I need someone to show me the things in life that I can't find

Hace mucho tiempo que Nic y yo no salíamos a caminar durante tanto tiempo como lo hicimos hace unos días. Salimos de casa a eso de las 11:30 de la mañana y volvimos más o menos a las 15:00, anduvimos poco más de 10km. Salimos sin ninguna preocupación de tiempo ni de recorrido, lo único que teníamos en mente era eso: Caminar.

Caminar nos ayuda muchísimo, nos despeja la mente, nos tranquiliza, permite que hablemos, tengamos ideas, que abramos el corazón. Creo que la razón que facilita mucho el abrirse sentimentalmente es porque no tienes que mirar directamente a los ojos de la otra persona, porque depende del paseo ( puedes encontrarte solo en medio de la nada si vas de senderismo) estás pensando en tu cuerpo y los pensamientos fluyen. Yo lo noto con mis 2 perros: cuando salimos de casa, y por el camino conocido van distraídas, olisqueando, tirando a veces de la correa, ven a un perro y quieren acercarse a él, una vez que pasamos los límites de lo conocido, (de los paseos diarios), se ponen digamos en “modo paseo”, van centradas, mirando al frente, sin distraerse por los que pasan. Lo mismo nos pasa a nosotros, cambiamos a “modo paseo”.
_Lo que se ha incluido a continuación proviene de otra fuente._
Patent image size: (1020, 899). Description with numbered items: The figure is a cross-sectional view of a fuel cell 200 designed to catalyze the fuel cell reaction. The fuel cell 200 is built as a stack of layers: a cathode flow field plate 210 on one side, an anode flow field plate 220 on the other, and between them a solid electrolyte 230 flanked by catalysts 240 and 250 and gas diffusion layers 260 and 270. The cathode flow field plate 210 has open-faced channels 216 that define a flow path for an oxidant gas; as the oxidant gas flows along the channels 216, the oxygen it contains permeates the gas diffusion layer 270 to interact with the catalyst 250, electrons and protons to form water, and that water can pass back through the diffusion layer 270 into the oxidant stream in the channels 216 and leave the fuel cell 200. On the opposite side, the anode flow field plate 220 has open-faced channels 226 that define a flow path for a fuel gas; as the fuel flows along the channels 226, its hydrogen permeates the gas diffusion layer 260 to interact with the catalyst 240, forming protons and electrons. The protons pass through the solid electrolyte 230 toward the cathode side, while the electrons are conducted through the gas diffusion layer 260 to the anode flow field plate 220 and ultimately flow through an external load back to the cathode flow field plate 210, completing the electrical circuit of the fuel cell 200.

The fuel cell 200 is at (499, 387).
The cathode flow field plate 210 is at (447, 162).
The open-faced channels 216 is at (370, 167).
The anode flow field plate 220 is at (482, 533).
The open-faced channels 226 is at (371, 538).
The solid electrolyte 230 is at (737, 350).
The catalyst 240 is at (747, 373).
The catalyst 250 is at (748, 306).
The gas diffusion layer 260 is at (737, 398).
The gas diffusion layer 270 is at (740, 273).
Tampoco es que hablemos sin parar, entre nosotros ya no existen silencios incómodos, ni esa ansiedad por tener que decir algo interesante, podemos pasar varios minutos sin hablar. Ha habido paseos en los que hablamos lo mínimo indispensable, aunque esos no son nuestros mejores paseos. Los momentos en los que vamos callados a mí me sirven para asimilar, para poner en orden mis pensamientos, para decir lo que realmente pienso, evitando dejar lugar a interpretaciones.

Muchos de nuestros planes y propósitos los hemos concebidos en esas largas caminatas, muchas discusiones las hemos terminado andando, es fácil hablar cuando no tienes frente a ti a la otra persona, cuando no estás enfrentado. No tienes que mantener la mirada, no te preocupas por donde poner las manos o la posición de tu cuerpo. El que haya gente alrededor te corta un poco para gritar o perder la compostura. Así que todo lo que veo son ventajas. Y todo comienza con una sencilla pregunta ¿quieres ir a dar una vuelta? Otra cosa es que tu pareja tenga la disposición, pero si realmente quieres estar mejor, solucionar las cosas, aclarar tu mente y salir de ese bucle infinito de pensamientos negativos es tu mejor baza.

Caminar es una de las mejores maneras de conocer de verdad a alguien.